I could have curled up and slept right there. But I had to wait until I got home and got all the babies down for the night. (WHY do we have so many stinkin’ kids??? Is it still legal to sell them to the gypsies like my mom used to threaten?)
They moved her to recovery and then called me. She looks horrible when coming out of anesthesia. So weak and small. I get that she’s 8 years old and is small and is my baby girl, but she’s just this force of nature 99% of the time. She walks in and takes up all the air in the room. She’s just so MUCH of the much! And I walk down to find her hair mussed, an oxygen mask in front of her to keep her 02 sats up while she’s waking up, all hooked up to those sticky monitor things that make her skin pink, an IV pumping fluids into her. So tiny.

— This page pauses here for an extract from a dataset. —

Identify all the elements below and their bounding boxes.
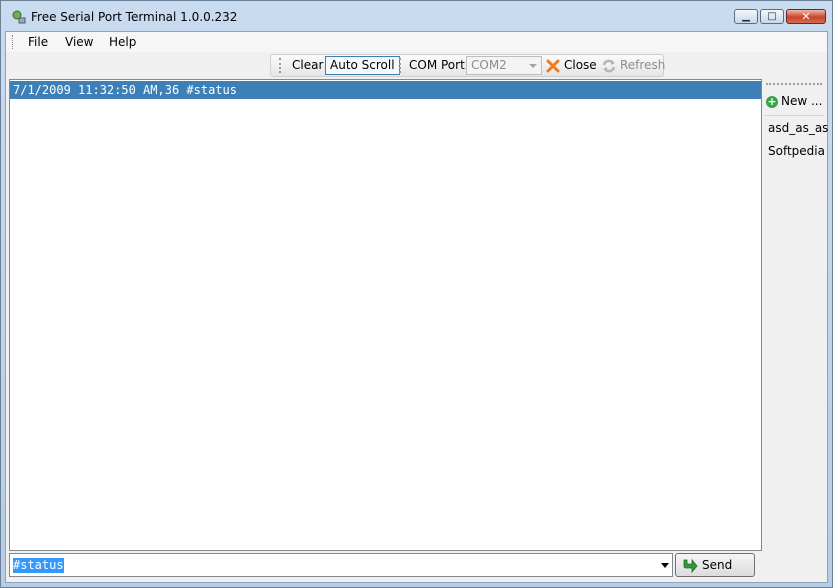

But she’s clear of GI bleed risk, so I feel like I can breathe. I call everyone in the family. And during my call to her daddy she starts to wake up and is startled. Anesthesia sucks for little kids. It takes a second to calm her and she’s asleep again. Minutes later, she startles again, but stays awake this time. And I tell her. And she smiles at me and says “so no liver transplant” and I have to not cry and smile back and say “no liver transplant in the foreseeable future.” And THERE’S MY GIRL!!! Bright smile and so beautiful.
So good news yesterday. This is a long rambling post. I’m feeling philosophical and emotional and relieved and squishy happy. I drove home 3 hours yesterday after the adrenaline crash and had a rough night with two fussy little ones and Sophie spiked a fever from coming down off of the anesthesia. But this morning all is right with the world.